Problem: Suppose that $p > 2$. I want to show that $x^2 \equiv 2($mod $p$) has a solution iff 2 has a square root in $\mathbb{Q}_p$.
My attempt: Suppose that $x^2 \equiv 2($mod $p$) has a solution, say $x_1$, then take $x_2 = x_1 + \delta_1 p$ so that $x_2^2 \equiv 2($mod $p^2$). Similarly, take $x_3 = x_2 + \delta_2p^2$ so that $x_3^2 \equiv 2 ($mod $p^2$). Repeat this process, we obtain a sequence $(x_n)$ such that $x_n^2 \equiv 2 ($mod $p^n$).

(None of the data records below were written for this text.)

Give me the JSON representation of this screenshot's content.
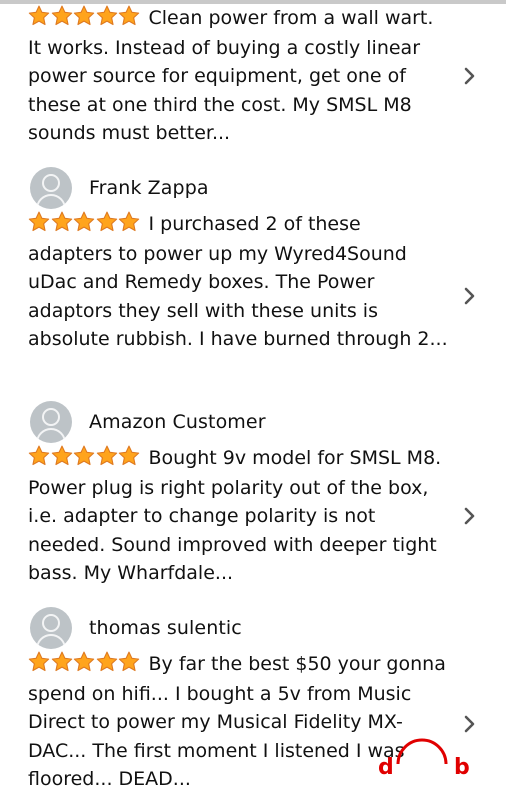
{
  "reviews": [
    {
      "name": "",
      "rating": 5,
      "text": "Clean power from a wall wart. It works. Instead of buying a costly linear power source for equipment, get one of these at one third the cost. My SMSL M8 sounds must better..."
    },
    {
      "name": "Frank Zappa",
      "rating": 5,
      "text": "I purchased 2 of these adapters to power up my Wyred4Sound uDac and Remedy boxes. The Power adaptors they sell with these units is absolute rubbish. I have burned through 2..."
    },
    {
      "name": "Amazon Customer",
      "rating": 5,
      "text": "Bought 9v model for SMSL M8. Power plug is right polarity out of the box, i.e. adapter to change polarity is not needed. Sound improved with deeper tight bass. My Wharfdale..."
    },
    {
      "name": "thomas sulentic",
      "rating": 5,
      "text": "By far the best $50 your gonna spend on hifi... I bought a 5v from Music Direct to power my Musical Fidelity MX-DAC... The first moment I listened I was floored... DEAD..."
    }
  ],
  "icons": {
    "avatar": "user-avatar-icon",
    "star": "star-icon",
    "chevron": "chevron-right-icon",
    "watermark": "headphones-logo-icon"
  },
  "colors": {
    "star_fill": "#ffa41c",
    "star_stroke": "#de7921",
    "chevron": "#555555",
    "avatar": "#bdc3c7",
    "watermark": "#e00000"
  }
}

So $\lim\limits_{n \to \infty} |x_n^2-2|_2 \leq \lim\limits_{n \to \infty} p^{-n} = 0$. Thus $x_n^2 \to 2$ and hence $x_n \to \sqrt{2}$. This shows that 2 has a square root in $\mathbb{Q}_p$.
Is this correct? I've only been introduced to the concept of $\mathbb{Q}_p$ in the context of metric completion. Is there any hint or suggestion for the backward direction?
Your approach works, but you need to justify that $x^2 \equiv 2 \pmod{p^n}$ has a solution if we only assume that $x^2 \equiv 2 \pmod{p}$ has a solution. Take a look at Hensel's lemma for this.
For the backwards direction, note that $1=|2|_p=|\sqrt{2}|_p^2$ implies $|\sqrt{2}|_p=1$, so $\sqrt{2} \in \Bbb Z_p$. Now reduce mod $p$ and use that $\Bbb Z_p/p\Bbb Z_p \cong \Bbb Z/p\Bbb Z$.